The whole point of reusing an AMD motherboard is allowing the ASIC to carry just the processing cores, DRAM controller, PCIe root complex and an alternative BIOS, while with little external effort achieve a usable system.
1. It will increase the price of the chip. BGA packages are cheap, specialized sockets/connectors are not - especially if you only want to do a (relatively) small batch.
2. AM4 socket is probably a proprietary IP of AMD. Who says AMD is going to let them use it?
3. The voltage rails are going to be incompatible. The ASIC is powered by 0.9 V rail, while AMD CPU use 1.37-1.4 V. If you power RV ASIC with 1.4 V, chances are it's going to go bust before you can say "oops".
4. DRAM controller designed to work only with a small selection of DRAM chips, and the one that can work with pretty much anything out there on a market - are two very different things in terms of complexity.
5. There is much more going on on a motherboard than meets the eye. It's far from being just a bunch of connectors.
6. Most importantly, PCIe connectors are cheap, and so are PCBs and regular BGA assembly. So there is little sense in trying to save anything.
But fundamentally what's the point? If someone would want to build an RV PC, he would have to buy all components anyway. And I seriously doubt that motherboard is going to be the most expensive part.

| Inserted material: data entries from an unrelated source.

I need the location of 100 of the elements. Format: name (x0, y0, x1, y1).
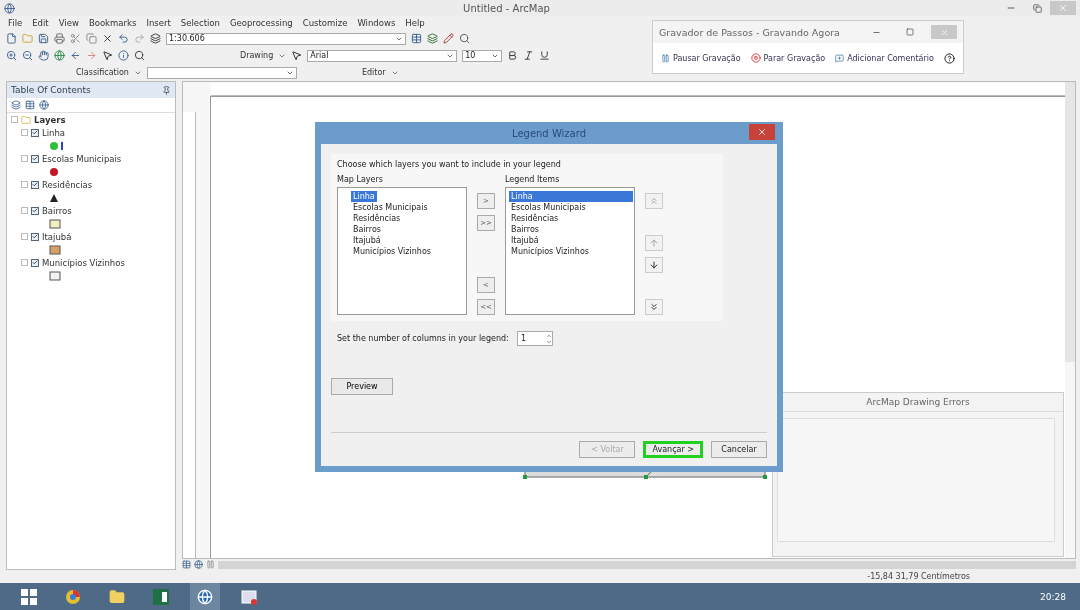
list-item[interactable]: Residências (351, 213, 403, 224)
copy-icon[interactable] (86, 33, 97, 44)
forward-arrow-icon[interactable] (86, 50, 97, 61)
menu-item[interactable]: Bookmarks (88, 18, 137, 28)
info-icon[interactable] (118, 50, 129, 61)
layer-name[interactable]: Linha (42, 127, 66, 138)
italic-icon[interactable] (523, 50, 535, 61)
list-item[interactable]: Municípios Vizinhos (509, 246, 633, 257)
print-icon[interactable] (54, 33, 65, 44)
layout-view-icon[interactable] (182, 560, 191, 569)
layer-name[interactable]: Escolas Municipais (42, 153, 122, 164)
layer-checkbox[interactable] (31, 206, 39, 215)
search-icon[interactable] (459, 33, 470, 44)
layer-checkbox[interactable] (31, 154, 39, 163)
recorder-action[interactable]: Parar Gravação (750, 53, 826, 63)
pan-icon[interactable] (38, 50, 49, 61)
list-item[interactable]: Escolas Municipais (351, 202, 430, 213)
window-title: Untitled - ArcMap (462, 2, 551, 14)
list-item[interactable]: Itajubá (509, 235, 633, 246)
columns-spinner[interactable]: 1 (516, 331, 553, 346)
select-arrow-icon[interactable] (291, 50, 303, 61)
undo-icon[interactable] (118, 33, 129, 44)
restore-icon (1032, 3, 1042, 13)
close-icon (1058, 3, 1068, 13)
scrollbar[interactable] (218, 560, 1076, 569)
menu-item[interactable]: Help (405, 18, 425, 28)
layer-name[interactable]: Municípios Vizinhos (42, 257, 125, 268)
recorder-action[interactable]: Adicionar Comentário (835, 53, 934, 63)
layer-checkbox[interactable] (31, 232, 39, 241)
wizard-button[interactable]: Avançar > (643, 441, 703, 458)
list-label: Legend Items (505, 175, 561, 184)
pencil-icon[interactable] (443, 33, 454, 44)
back-arrow-icon[interactable] (70, 50, 81, 61)
list-item[interactable]: Municípios Vizinhos (351, 246, 433, 257)
move-down-button[interactable] (645, 257, 663, 273)
menu-item[interactable]: Edit (32, 18, 49, 28)
cut-icon[interactable] (70, 33, 81, 44)
list-icon[interactable] (11, 100, 21, 110)
font-field[interactable]: Arial (307, 49, 458, 62)
preview-button[interactable]: Preview (331, 378, 393, 395)
zoom-out-icon[interactable] (22, 50, 33, 61)
layer-checkbox[interactable] (31, 180, 39, 189)
list-item[interactable]: Escolas Municipais (509, 202, 633, 213)
menu-item[interactable]: File (8, 18, 23, 28)
globe-icon[interactable] (190, 583, 220, 610)
close-icon (939, 27, 949, 37)
menu-item[interactable]: Insert (146, 18, 171, 28)
menu-item[interactable]: View (58, 18, 79, 28)
scrollbar[interactable] (1065, 82, 1075, 362)
polygon-symbol-icon (49, 244, 61, 255)
drawing-menu[interactable]: Drawing (240, 51, 274, 60)
help-icon[interactable] (943, 52, 955, 64)
menu-item[interactable]: Customize (302, 18, 348, 28)
globe-icon[interactable] (54, 50, 65, 61)
delete-icon[interactable] (102, 33, 113, 44)
data-view-icon[interactable] (194, 560, 203, 569)
layer-group-name[interactable]: Layers (34, 114, 66, 125)
add-data-icon[interactable] (150, 33, 161, 44)
layer-name[interactable]: Itajubá (42, 231, 72, 242)
editor-menu[interactable]: Editor (361, 68, 386, 77)
source-icon[interactable] (25, 100, 35, 110)
underline-icon[interactable] (539, 50, 551, 61)
columns-label: Set the number of columns in your legend: (337, 334, 509, 343)
list-item[interactable]: Linha (509, 191, 633, 202)
list-item[interactable]: Itajubá (351, 235, 383, 246)
bold-icon[interactable] (507, 50, 519, 61)
recorder-action[interactable]: Pausar Gravação (661, 53, 741, 63)
check-icon (32, 155, 38, 162)
layer-checkbox[interactable] (31, 128, 39, 137)
legend-items-list[interactable]: Linha Escolas Municipais Residências Bairros Itajubá Municípios Vizinhos (505, 187, 635, 315)
font-size-field[interactable]: 10 (462, 49, 503, 62)
wizard-button[interactable]: Cancelar (711, 441, 767, 458)
list-item[interactable]: Residências (509, 213, 633, 224)
classification-field[interactable] (146, 66, 297, 79)
menu-item[interactable]: Selection (180, 18, 220, 28)
close-button[interactable] (749, 124, 775, 140)
list-item[interactable]: Bairros (351, 224, 383, 235)
find-icon[interactable] (134, 50, 145, 61)
classification-menu[interactable]: Classification (76, 68, 129, 77)
pin-icon[interactable] (162, 85, 171, 95)
visibility-icon[interactable] (39, 100, 49, 110)
layers-icon[interactable] (427, 33, 438, 44)
clock[interactable]: 20:28 (1040, 591, 1066, 602)
list-item[interactable]: Linha (351, 191, 377, 202)
select-arrow-icon[interactable] (102, 50, 113, 61)
list-item[interactable]: Bairros (509, 224, 633, 235)
save-icon[interactable] (38, 33, 49, 44)
pause-icon[interactable] (206, 560, 215, 569)
new-file-icon[interactable] (6, 33, 17, 44)
move-to-bottom-button[interactable] (645, 299, 663, 315)
menu-item[interactable]: Geoprocessing (229, 18, 293, 28)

1. Since the RV chip is significantly smaller physically than a Ryzen, instead of a specialized PGA package, it can be a RV BGA chip + a QSPI Flash chip for the alternative BIOS on a piece of FR4 interposer. This is actually a trick some Shenzhen sellers use to convert Intel laptop chips for their desktop motherboard, by adding a FR4 interposer.
2. I don't think the pinout of a chip socket is copyrightable or patentable. And all signals we are interested here are open standards.
3. Depending on the chip's power consumption and the size of the interposer, it should be possible to integrate a Vcore regulator on the interposer. Alternatively since this level of design change more likely than not requires a new chip revision anyway, the new chip revision can be made with a maximum Vcore of 1.45V to tolerate both native BGA design and AM4-based design.
4. Self-calibration of DRAM controller is a problem you need to solve before RV chips can be taken seriously, as the use of DIMMs are practically required as soon as you leave the embedded/mobile market. Virtually all desktop computers and all servers uses DIMMs.
5. What might go wrong then? All the interfaces involved here are either open standard, or at least have open source drivers in Linux kernel you can learn from.
6. A small FR4 interposer is cheaper than even a mini-ITX board, and a mass market COTS AM4 board is more likely than not to be cheaper than a small volume native BGA board too if matched feature for feature.